I have had great luck with the "International Shipping Program" that eBay offers. You ship the item to eBay themselves (the location is in Kentucky, so it's even close!), the fill out customs forms, etc and ship it overseas to the buyer. You only pay for the shipping to get it to Kentucky, the buyer pays eBay directly for the international shipping. If you do it this way, I think eBay removes the option for the buyer to claim "item not received" because eBay sends and tracks it.

Again, most sellers would never fall for the above scam. But if someone was a new seller, I could see them panicking and sending to the address in the message because they really, really wanted to make the buyer happy.

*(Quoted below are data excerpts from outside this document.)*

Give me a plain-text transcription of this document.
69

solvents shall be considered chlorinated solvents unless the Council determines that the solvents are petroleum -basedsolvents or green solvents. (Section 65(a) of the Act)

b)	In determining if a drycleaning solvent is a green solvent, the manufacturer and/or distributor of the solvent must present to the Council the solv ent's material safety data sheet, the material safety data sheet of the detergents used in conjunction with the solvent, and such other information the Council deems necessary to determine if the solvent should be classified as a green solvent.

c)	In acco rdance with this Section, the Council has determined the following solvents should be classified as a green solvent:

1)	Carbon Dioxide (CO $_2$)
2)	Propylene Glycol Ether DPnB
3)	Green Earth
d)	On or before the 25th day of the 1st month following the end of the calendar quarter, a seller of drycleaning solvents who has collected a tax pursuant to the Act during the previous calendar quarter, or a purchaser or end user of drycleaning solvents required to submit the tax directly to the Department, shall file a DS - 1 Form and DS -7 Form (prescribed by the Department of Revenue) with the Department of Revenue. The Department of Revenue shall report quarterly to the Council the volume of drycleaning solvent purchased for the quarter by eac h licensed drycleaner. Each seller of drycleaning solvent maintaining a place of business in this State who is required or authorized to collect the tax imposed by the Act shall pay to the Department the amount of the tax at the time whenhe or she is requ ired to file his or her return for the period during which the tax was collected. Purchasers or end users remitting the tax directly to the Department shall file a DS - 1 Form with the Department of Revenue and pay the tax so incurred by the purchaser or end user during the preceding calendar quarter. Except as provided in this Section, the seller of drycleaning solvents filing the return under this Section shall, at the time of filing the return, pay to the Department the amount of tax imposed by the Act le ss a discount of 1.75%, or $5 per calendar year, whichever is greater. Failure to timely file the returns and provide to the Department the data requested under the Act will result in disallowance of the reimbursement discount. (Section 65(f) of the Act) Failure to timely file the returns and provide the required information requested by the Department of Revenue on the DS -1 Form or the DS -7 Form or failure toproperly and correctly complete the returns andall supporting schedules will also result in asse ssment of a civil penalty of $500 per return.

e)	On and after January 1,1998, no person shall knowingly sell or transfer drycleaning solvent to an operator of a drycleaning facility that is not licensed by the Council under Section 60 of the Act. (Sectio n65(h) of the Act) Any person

That doesn't mean all of these mail forwarding services are scams or only scams. Could legitimately be used, or could of course be used for scams. When I called eBay, she seemed very pleased that I reported this guy. She took a few moments off the line to type up some report or something, and then came back and thanked me. His account showed banned just a few hours later.

9 hours ago, KahrMan said:

Interesting. That is a new one on me. 

Yeah, it sort of took me by surprise as well. They were smart about it, in the sense that he selected the item in the message so the message titled was literally "x member sent you a message about item y". Then, in the message, eBay referred to him as "the buyer", because apparently when a buyer contacts a seller they always refer to them as "the buyer". That wording alone could throw you for a huge loop.

Ultimately, as long as someone always goes through the same motions of going to the selling tab, selecting the "Ship this Item" button, and not changing the address in PayPal, they'll always avoid this scam. However, it does serve as a warning to verify usernames when replying to messages. I had responded to the fake buyer before I realized he wasn't even the buyer.